O regulador eliminou requisitos de reporte ultrapassados que afectavam mais de 90% das empresas reguladas. Espera-se que essas mudanças poupem às empresas mais 16 milhões de libras por ano. A FCA aprovou as duas primeiras empresas para operar no âmbito do novo quadro Private Intermittent Securities and Capital Exchange System do Reino Unido, conhecido como PISCES, concebido para facilitar a negociação secundária em acções de empresas privadas. As duas candidaturas adicionais permanecem em análise.
Que medidas de aplicação da lei tomou a FCA no primeiro ano da sua nova estratégia?
A FCA reportou três detenções ligadas a promoções financeiras ilegais, 17 condenações penais abrangendo fraude, insider dealing, branqueamento de capitais e incumprimentos regulatórios, e emitiu 2.329 avisos sobre empresas não autorizadas ou potencialmente fraudulentas. O regulador aplicou 1,77 milhões de libras em coimas a 12 indivíduos por abuso de mercado e multou as empresas reguladas em cerca de 14,4 milhões de libras por falhas no reporte de transacções.

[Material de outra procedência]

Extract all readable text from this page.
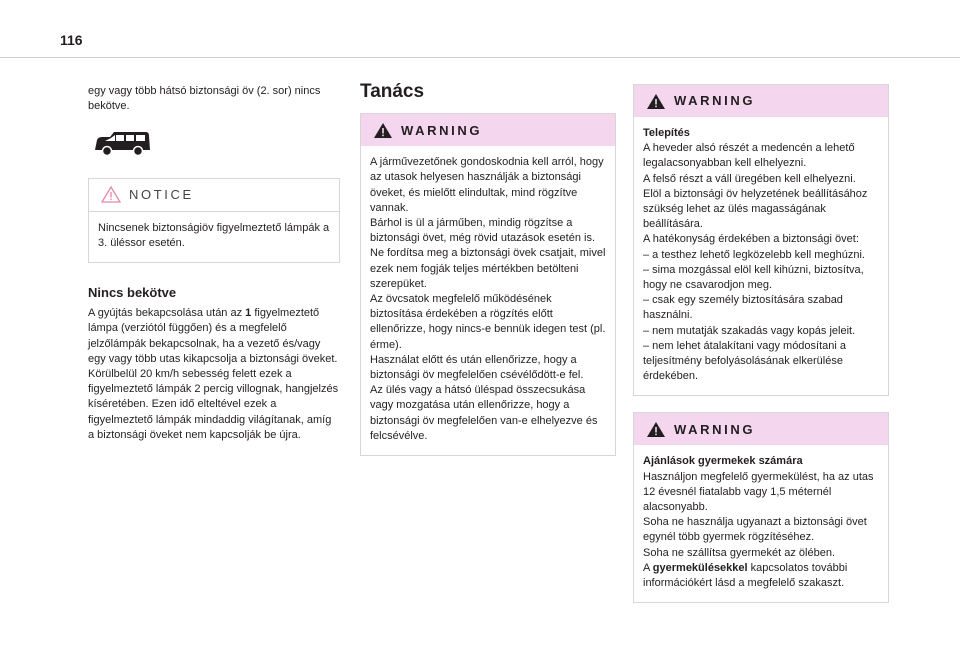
116

egy vagy több hátsó biztonsági öv (2. sor) nincs bekötve.

NOTICE

Nincsenek biztonságiöv figyelmeztető lámpák a 3. üléssor esetén.

Nincs bekötve

A gyújtás bekapcsolása után az 1 figyelmeztető lámpa (verziótól függően) és a megfelelő jelzőlámpák bekapcsolnak, ha a vezető és/vagy egy vagy több utas kikapcsolja a biztonsági öveket.

Körülbelül 20 km/h sebesség felett ezek a figyelmeztető lámpák 2 percig villognak, hangjelzés kíséretében. Ezen idő elteltével ezek a figyelmeztető lámpák mindaddig világítanak, amíg a biztonsági öveket nem kapcsolják be újra.

Tanács
WARNING
A járművezetőnek gondoskodnia kell arról, hogy az utasok helyesen használják a biztonsági öveket, és mielőtt elindultak, mind rögzítve vannak.
Bárhol is ül a járműben, mindig rögzítse a biztonsági övet, még rövid utazások esetén is.
Ne fordítsa meg a biztonsági övek csatjait, mivel ezek nem fogják teljes mértékben betölteni szerepüket.
Az övcsatok megfelelő működésének biztosítása érdekében a rögzítés előtt ellenőrizze, hogy nincs-e bennük idegen test (pl. érme).
Használat előtt és után ellenőrizze, hogy a biztonsági öv megfelelően csévélődött-e fel.
Az ülés vagy a hátsó üléspad összecsukása vagy mozgatása után ellenőrizze, hogy a biztonsági öv megfelelően van-e elhelyezve és felcsévélve.
WARNING
Telepítés
A heveder alsó részét a medencén a lehető legalacsonyabban kell elhelyezni.
A felső részt a váll üregében kell elhelyezni.
Elöl a biztonsági öv helyzetének beállításához szükség lehet az ülés magasságának beállítására.
A hatékonyság érdekében a biztonsági övet:
– a testhez lehető legközelebb kell meghúzni.
– sima mozgással elöl kell kihúzni, biztosítva, hogy ne csavarodjon meg.
– csak egy személy biztosítására szabad használni.
– nem mutatják szakadás vagy kopás jeleit.
– nem lehet átalakítani vagy módosítani a teljesítmény befolyásolásának elkerülése érdekében.
WARNING
Ajánlások gyermekek számára
Használjon megfelelő gyermekülést, ha az utas 12 évesnél fiatalabb vagy 1,5 méternél alacsonyabb.
Soha ne használja ugyanazt a biztonsági övet egynél több gyermek rögzítéséhez.
Soha ne szállítsa gyermekét az ölében.
A gyermekülésekkel kapcsolatos további információkért lásd a megfelelő szakaszt.
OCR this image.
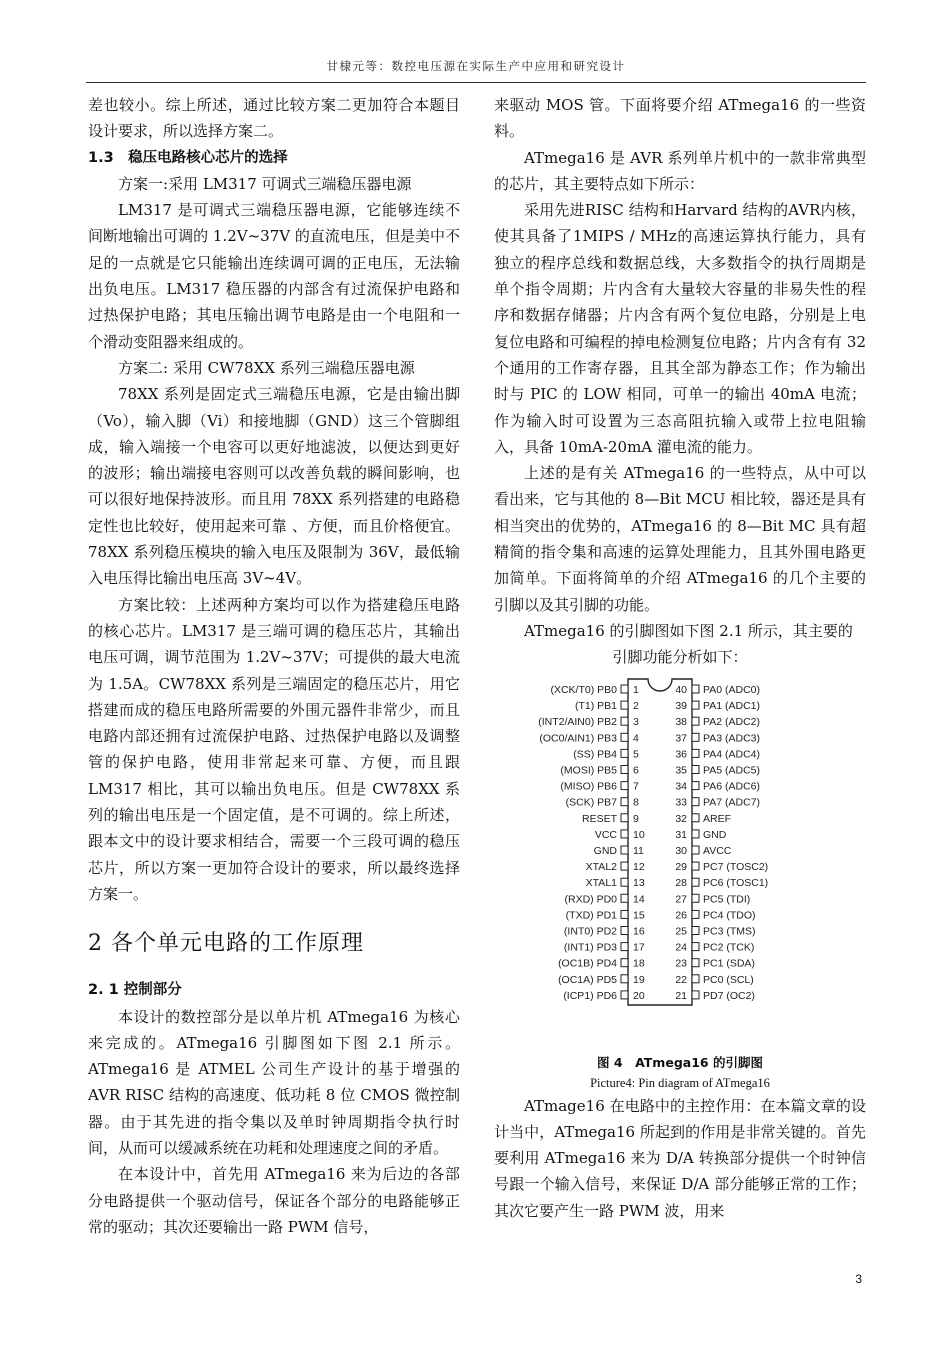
甘棣元等：数控电压源在实际生产中应用和研究设计

差也较小。综上所述，通过比较方案二更加符合本题目设计要求，所以选择方案二。

1.3　稳压电路核心芯片的选择

方案一:采用 LM317 可调式三端稳压器电源

LM317 是可调式三端稳压器电源，它能够连续不间断地输出可调的 1.2V~37V 的直流电压，但是美中不足的一点就是它只能输出连续调可调的正电压，无法输出负电压。LM317 稳压器的内部含有过流保护电路和过热保护电路；其电压输出调节电路是由一个电阻和一个滑动变阻器来组成的。

方案二: 采用 CW78XX 系列三端稳压器电源

78XX 系列是固定式三端稳压电源，它是由输出脚（Vo），输入脚（Vi）和接地脚（GND）这三个管脚组成，输入端接一个电容可以更好地滤波，以便达到更好的波形；输出端接电容则可以改善负载的瞬间影响，也可以很好地保持波形。而且用 78XX 系列搭建的电路稳定性也比较好，使用起来可靠 、方便，而且价格便宜。78XX 系列稳压模块的输入电压及限制为 36V，最低输入电压得比输出电压高 3V~4V。

方案比较：上述两种方案均可以作为搭建稳压电路的核心芯片。LM317 是三端可调的稳压芯片，其输出电压可调，调节范围为 1.2V~37V；可提供的最大电流为 1.5A。CW78XX 系列是三端固定的稳压芯片，用它搭建而成的稳压电路所需要的外围元器件非常少，而且电路内部还拥有过流保护电路、过热保护电路以及调整管的保护电路，使用非常起来可靠、方便，而且跟 LM317 相比，其可以输出负电压。但是 CW78XX 系列的输出电压是一个固定值，是不可调的。综上所述，跟本文中的设计要求相结合，需要一个三段可调的稳压芯片，所以方案一更加符合设计的要求，所以最终选择方案一。

2 各个单元电路的工作原理
2. 1 控制部分

本设计的数控部分是以单片机 ATmega16 为核心来完成的。ATmega16 引脚图如下图 2.1 所示。ATmega16 是 ATMEL 公司生产设计的基于增强的 AVR RISC 结构的高速度、低功耗 8 位 CMOS 微控制器。由于其先进的指令集以及单时钟周期指令执行时间，从而可以缓减系统在功耗和处理速度之间的矛盾。

在本设计中，首先用 ATmega16 来为后边的各部分电路提供一个驱动信号，保证各个部分的电路能够正常的驱动；其次还要输出一路 PWM 信号，

来驱动 MOS 管。下面将要介绍 ATmega16 的一些资料。

ATmega16 是 AVR 系列单片机中的一款非常典型的芯片，其主要特点如下所示：

采用先进RISC 结构和Harvard 结构的AVR内核，使其具备了1MIPS / MHz的高速运算执行能力，具有独立的程序总线和数据总线，大多数指令的执行周期是单个指令周期；片内含有大量较大容量的非易失性的程序和数据存储器；片内含有两个复位电路，分别是上电复位电路和可编程的掉电检测复位电路；片内含有有 32 个通用的工作寄存器，且其全部为静态工作；作为输出时与 PIC 的 LOW 相同，可单一的输出 40mA 电流；作为输入时可设置为三态高阻抗输入或带上拉电阻输入，具备 10mA-20mA 灌电流的能力。

上述的是有关 ATmega16 的一些特点，从中可以看出来，它与其他的 8—Bit MCU 相比较，器还是具有相当突出的优势的，ATmega16 的 8—Bit MC 具有超精简的指令集和高速的运算处理能力，且其外围电路更加简单。下面将简单的介绍 ATmega16 的几个主要的引脚以及其引脚的功能。

ATmega16 的引脚图如下图 2.1 所示，其主要的

引脚功能分析如下：

1
(XCK/T0) PB0
2
(T1) PB1
3
(INT2/AIN0) PB2
4
(OC0/AIN1) PB3
5
(SS) PB4
6
(MOSI) PB5
7
(MISO) PB6
8
(SCK) PB7
9
RESET
10
VCC
11
GND
12
XTAL2
13
XTAL1
14
(RXD) PD0
15
(TXD) PD1
16
(INT0) PD2
17
(INT1) PD3
18
(OC1B) PD4
19
(OC1A) PD5
20
(ICP1) PD6
40 PA0 (ADC0)
39 PA1 (ADC1)
38 PA2 (ADC2)
37 PA3 (ADC3)
36 PA4 (ADC4)
35 PA5 (ADC5)
34 PA6 (ADC6)
33 PA7 (ADC7)
32 AREF
31 GND
30 AVCC
29 PC7 (TOSC2)
28 PC6 (TOSC1)
27 PC5 (TDI)
26 PC4 (TDO)
25 PC3 (TMS)
24 PC2 (TCK)
23 PC1 (SDA)
22 PC0 (SCL)
21 PD7 (OC2)
图 4　ATmega16 的引脚图
Picture4: Pin diagram of ATmega16

ATmage16 在电路中的主控作用：在本篇文章的设计当中，ATmega16 所起到的作用是非常关键的。首先要利用 ATmega16 来为 D/A 转换部分提供一个时钟信号跟一个输入信号，来保证 D/A 部分能够正常的工作；其次它要产生一路 PWM 波，用来

3
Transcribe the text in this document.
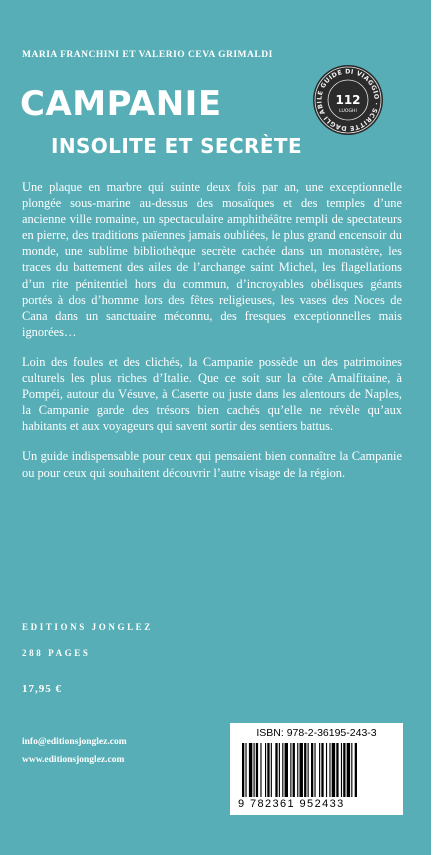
MARIA FRANCHINI ET VALERIO CEVA GRIMALDI
CAMPANIE
INSOLITE ET SECRÈTE
LE GUIDE DI VIAGGIO · SCRITTE DAGLI ABI 112
LUOGHI

Une plaque en marbre qui suinte deux fois par an, une exceptionnelle plongée sous-marine au-dessus des mosaïques et des temples d’une ancienne ville romaine, un spectaculaire amphithéâtre rempli de spectateurs en pierre, des traditions païennes jamais oubliées, le plus grand encensoir du monde, une sublime bibliothèque secrète cachée dans un monastère, les traces du battement des ailes de l’archange saint Michel, les flagellations d’un rite pénitentiel hors du commun, d’incroyables obélisques géants portés à dos d’homme lors des fêtes religieuses, les vases des Noces de Cana dans un sanctuaire méconnu, des fresques exceptionnelles mais ignorées…

Loin des foules et des clichés, la Campanie possède un des patrimoines culturels les plus riches d’Italie. Que ce soit sur la côte Amalfitaine, à Pompéi, autour du Vésuve, à Caserte ou juste dans les alentours de Naples, la Campanie garde des trésors bien cachés qu’elle ne révèle qu’aux habitants et aux voyageurs qui savent sortir des sentiers battus.

Un guide indispensable pour ceux qui pensaient bien connaître la Campanie ou pour ceux qui souhaitent découvrir l’autre visage de la région.

EDITIONS JONGLEZ
288 PAGES
17,95 €
info@editionsjonglez.com
www.editionsjonglez.com
ISBN: 978-2-36195-243-3
9 782361 952433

O que aconteceu durante a operação internacional destinada a influenciadores financeiros em junho de 2025?
A FCA coordenou com nove reguladores estrangeiros, em junho de 2025, numa semana de ações destinada a promoções financeiras ilegais nas redes sociais. A operação resultou em três detenções, seis processos penais, 11 cartas de aviso ou de cessar e desistir, 50 adições a listas de aviso regulatório e 650 pedidos às plataformas de redes sociais para remover conteúdos ilícitos.
Como é que a tecnologia de IA melhorou os processos de supervisão da FCA?
A inteligência artificial reduziu o tempo de tramitação de casos de supervisão simples, de até quatro horas, para cerca de seis minutos. A tecnologia permitiu que a equipa da FCA se concentrasse em investigações mais complexas, mantendo a eficiência na tramitação de casos de rotina.